The reason so many people "hate" him is simple, Sherman says.
"When I speak up, it reminds them that there is no God, there is no heaven and they've been flushing their money down the toilet," says Sherman, who, sensing he is on a roll, is unable to stop himself from expanding his mocking beyond those already offended. "America is a country where people embrace and love their fantasies."
The Secular Coalition promises to work with the diverse religious communities and legislators to prevent "attempts to insert religion, religious privileging or religiously based discrimination into our secular laws," or use "taxpayer funding to support, promote or proselytize religion or religious beliefs," says Lauren Anderson Youngblood, the group's communications manager.
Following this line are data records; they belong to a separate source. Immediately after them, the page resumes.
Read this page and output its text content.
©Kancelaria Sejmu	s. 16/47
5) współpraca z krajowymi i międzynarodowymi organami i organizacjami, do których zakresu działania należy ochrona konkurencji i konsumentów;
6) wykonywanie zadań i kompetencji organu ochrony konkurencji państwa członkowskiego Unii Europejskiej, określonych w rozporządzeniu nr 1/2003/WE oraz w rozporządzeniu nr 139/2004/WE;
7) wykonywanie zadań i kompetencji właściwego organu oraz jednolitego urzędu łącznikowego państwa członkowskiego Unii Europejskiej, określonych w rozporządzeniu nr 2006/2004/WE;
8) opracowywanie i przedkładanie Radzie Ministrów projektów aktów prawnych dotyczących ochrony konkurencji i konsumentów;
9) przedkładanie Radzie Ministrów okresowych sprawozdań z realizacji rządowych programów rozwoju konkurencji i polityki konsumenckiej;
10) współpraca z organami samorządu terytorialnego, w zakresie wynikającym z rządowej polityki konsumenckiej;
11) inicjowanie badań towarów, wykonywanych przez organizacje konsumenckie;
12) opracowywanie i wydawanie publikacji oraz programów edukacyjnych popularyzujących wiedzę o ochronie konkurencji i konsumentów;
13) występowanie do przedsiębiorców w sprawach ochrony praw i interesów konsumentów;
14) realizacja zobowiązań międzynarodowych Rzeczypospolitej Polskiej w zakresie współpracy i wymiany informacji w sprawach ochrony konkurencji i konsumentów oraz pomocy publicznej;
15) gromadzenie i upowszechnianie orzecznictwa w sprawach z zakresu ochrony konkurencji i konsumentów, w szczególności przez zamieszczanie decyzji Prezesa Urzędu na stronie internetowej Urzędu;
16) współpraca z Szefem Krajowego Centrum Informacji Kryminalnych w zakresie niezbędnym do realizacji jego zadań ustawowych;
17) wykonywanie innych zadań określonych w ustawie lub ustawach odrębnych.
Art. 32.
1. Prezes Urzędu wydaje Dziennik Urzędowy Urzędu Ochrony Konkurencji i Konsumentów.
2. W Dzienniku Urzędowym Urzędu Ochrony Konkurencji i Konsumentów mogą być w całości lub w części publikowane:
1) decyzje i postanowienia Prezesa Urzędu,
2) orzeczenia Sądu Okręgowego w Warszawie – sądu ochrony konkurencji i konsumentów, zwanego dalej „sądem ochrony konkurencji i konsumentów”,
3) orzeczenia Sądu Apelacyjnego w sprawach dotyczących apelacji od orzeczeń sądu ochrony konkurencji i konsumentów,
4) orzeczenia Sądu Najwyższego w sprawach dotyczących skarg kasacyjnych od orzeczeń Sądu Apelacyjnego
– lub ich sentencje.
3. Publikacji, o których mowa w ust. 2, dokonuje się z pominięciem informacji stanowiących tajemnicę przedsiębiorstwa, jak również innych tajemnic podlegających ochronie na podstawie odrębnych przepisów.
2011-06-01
"We don't do lawsuits. We don't do billboards," Youngblood adds. "We definitely don't want to convert people."
The agency does want to level the playing field, she says, using the recent example of a 1-year-old Indiana boy who drowned in the baptismal pool of a faith-based day care that didn't have to meet the safety requirements demanded of licensed day care facilities. She says nontheists need representation, and she points to a recent Pew Forum study indicating that 30 percent of Illinois residents do not express an absolute belief in God, and that 54 percent of Americans say that houses of worship should keep out of political matters.
"I'm glad they are jumping into the battle now, but let's see if they actually do something," says Sherman, who notes he is comfortable playing the "bad cop" in this debate. "What we need this time is action and not just happy talk about state/church separation."
Sherman, who turns 60 in April, vows to stay in the public eye.
"If people really want me to stop getting publicity, all they have to do is impress upon their elected officials the urgency of supporting the Constitution and abiding by its provisions," Sherman says. "Then I could move to the Cayman Islands and they wouldn't have to deal with me anymore. How's that for a sound bite for you?"